Hezbollah’s leader urged his followers to prepare for mass demonstrations to topple the government if it ignores the militant group’s demand to form a national unity coalition.
In a speech broadcast Sunday, Sheik Hassan Nasrallah railed against President Bush’s administration, calling Secretary of State Condoleezza Rice a “bloodsucker” and claiming the current Lebanese government is a puppet of Washington.
He did not set a date for the anti-government protests, which he said should be nonviolent. But he told supporters and political allies to get ready to take to Beirut’s streets for days or even weeks to force the resignation of the government.
“We, all of us, must be psychologically and morally ready to take to the streets. It is one means for the required movement,” Nasrallah said in a speech Saturday which was aired Sunday on Hezbollah’s TV station Al-Manar.
“We do not want riots ... We must respect private and public property. We will not allow any clashes even if (anti-Syrian groups) stage a counter street demonstration,” he said. “We are capable of taking to the street and staying there for a day, two, or three, or a week, or two or three weeks, or for more or less until we eventually impose by our peaceful, civilized and democratic means the toppling of an illegitimate and unconstitutional government.”

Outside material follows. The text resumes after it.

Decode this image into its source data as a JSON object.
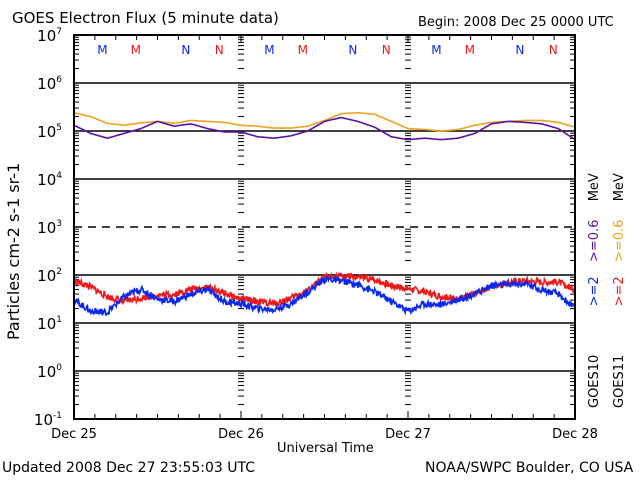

Political and sectarian tensions have been mounting in Lebanon as a result of a power struggle between rival factions intensified by Hezbollah’s 34-day war with Israel this summer.
The Shiite guerrilla group, which is backed by Syria and Iran, has demanded the formation of a national unity government that would essentially give it and its allies veto power over major decisions. But negotiations among groups broke down last week, and six Cabinet ministers, including two from Hezbollah, resigned.
Shortly after Nasrallah’s speech was broadcast, the sounds of gunfire and fireworks reverberated across Beirut’s predominantly Shiite southern suburbs, a Hezbollah stronghold heavily bombarded by Israel during the fighting in July and August. Al-Manar said Nasrallah delivered the speech on Saturday in the southern suburbs.
Nasrallah accused the government of Prime Minister Fuad Saniora, which is backed by the anti-Syrian parliamentary majority, of falling under the influence of the President Bush’s administration. He said the government had become “illegitimate” and “unconstitutional” after the ministers resigned.
“This is the government of Feltman and not the government of Prime Minister Fuad Saniora,” Nasrallah said, referring to the U.S. Ambassador to Lebanon Jeffrey Feltman who has repeatedly reaffirmed his country’s support for the Saniora government. The remark drew applause and chants of “Death to America” from Nasrallah’s audience made up of Hezbollah members charged with organizing the protests.
“We want to liberate our country from the hegemony of Ambassador Feltman and the bloodsucker Rice,” he said.
Hezbollah has accused Rice and the Bush administration of foiling Arab efforts in the U.N. Security Council to arrange an early cease-fire in Israel-Hezbollah war, claiming Washington wanted to give Israel time to try to destroy Hezbollah’s military infrastructure. The fighting ended with a U.N.-brokered cease-fire resolution on Aug. 14 and more than 1,000 people died on both sides of the border.
Lebanon’s political crisis has deepened since late October when Nasrallah began threatening mass protests unless Hezbollah’s demand for a national unity government was met.
Saniora, backed by the anti-Syrian coalition, has vowed to stay in power and refused to give veto power to Hezbollah and its allies.
‘National unity government’
Nasrallah repeated his demand for the unity government to include Christian leader Gen. Michel Aoun’s faction, a Hezbollah ally, as a way out of the current political deadlock. The move would also reduce the sectarian appearance of the exclusively Shiite group’s bid for greater political power.
“We have two options to break the political deadlock: formation of a national unity government in which the country’s major political forces participate in an effective way, or early parliamentary elections,” he said.
But Nasrallah insisted he was not trying to cause radical change.
“Come let’s form a national unity government. ... Nobody is raising arms, nobody is making a coup or popular revolution,” he said.
The demonstrations are not aimed at changing the ruling system or causing a “radical political coup” in Lebanon, he said. “All we want is to have a national government that will not make Lebanon an American or an Israeli tool.”
Nasrallah ruled out civil war, undermining Lebanon’s stability or Sunni-Shiite strife, all of which he said were “red lines” Hezbollah would not cross.
Washington has accused Hezbollah backers Iran and Syria of seeking to topple the Saniora government and attempting to block the formation of an international tribunal to prosecute the suspected killers of former Lebanese Prime Minister Rafik Hariri. Both Iran and Syria have denied the charges.
The Lebanese government last week approved the draft agreement for the tribunal’s formation, and the U.N. Security Council was expected to discuss the draft on Monday. Lebanon’s pro-Syrian President Emile Lahoud opposed the Cabinet’s decision, saying it lacked legitimacy after the ministers resigned.
Hariri was killed with 22 others in a suicide truck bombing in February 2005. The assassination sparked huge protests against Syria, which was widely seen as culpable. Syria denies it was behind the killing.